Spink4-flox Mouse

Spink4, known as serine peptidase inhibitor Kazal type 4, is a secreted Kazal-type serine protease inhibitor. It is highly expressed in human goblet cells. Functionally, it promotes goblet cell differentiation via modulating the EGFR-Wnt/β-catenin and-Hippo pathways using a Kazal-like motif. Microbiota-derived diacylated lipoprotein Pam2CSK4 can trigger its production [1].

In colitis, Spink4-conditional knockout mice show a grim status, which can be rescued by recombinant murine Spink4. Its therapeutic potential is synergistic with the TNF-α inhibitor infliximab. This indicates that Spink4 has a role in maintaining intestinal homeostasis and treating colitis [1].

In colorectal cancer, although some studies show it is downregulated and associated with poor prognosis, in vitro and in vivo experiments demonstrate that overexpression of Spink4 promotes cell proliferation, metastasis, and inhibits ferroptosis. It also regulates glycolysis, with overexpression reducing CRC cell proliferation, invasion, and migration, and decreasing tumor volume in vivo [2,3].

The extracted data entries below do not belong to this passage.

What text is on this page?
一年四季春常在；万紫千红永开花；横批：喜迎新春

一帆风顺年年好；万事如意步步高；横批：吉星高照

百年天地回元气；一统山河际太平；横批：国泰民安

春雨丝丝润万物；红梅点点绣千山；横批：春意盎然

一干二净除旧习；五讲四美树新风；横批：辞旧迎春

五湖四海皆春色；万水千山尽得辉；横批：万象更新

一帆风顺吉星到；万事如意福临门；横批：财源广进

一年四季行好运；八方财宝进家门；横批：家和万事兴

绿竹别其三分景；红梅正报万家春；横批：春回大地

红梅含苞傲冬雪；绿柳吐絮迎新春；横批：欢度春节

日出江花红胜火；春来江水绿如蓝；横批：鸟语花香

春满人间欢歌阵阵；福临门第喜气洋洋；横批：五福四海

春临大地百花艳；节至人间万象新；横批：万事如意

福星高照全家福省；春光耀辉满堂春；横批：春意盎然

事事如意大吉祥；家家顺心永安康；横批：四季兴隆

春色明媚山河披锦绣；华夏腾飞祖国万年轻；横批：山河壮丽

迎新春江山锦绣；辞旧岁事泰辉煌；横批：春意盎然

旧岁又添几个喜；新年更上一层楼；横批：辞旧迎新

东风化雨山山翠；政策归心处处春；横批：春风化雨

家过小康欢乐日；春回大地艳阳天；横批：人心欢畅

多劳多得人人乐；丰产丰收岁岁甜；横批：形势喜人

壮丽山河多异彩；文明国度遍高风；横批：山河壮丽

In conclusion, Spink4 is crucial for goblet cell differentiation and intestinal homeostasis. Its conditional knockout mouse model has revealed its therapeutic potential in colitis. In colorectal cancer, despite its complex expression pattern, studies suggest its role in cancer cell behaviors, providing insights into the disease mechanisms and potential treatment strategies.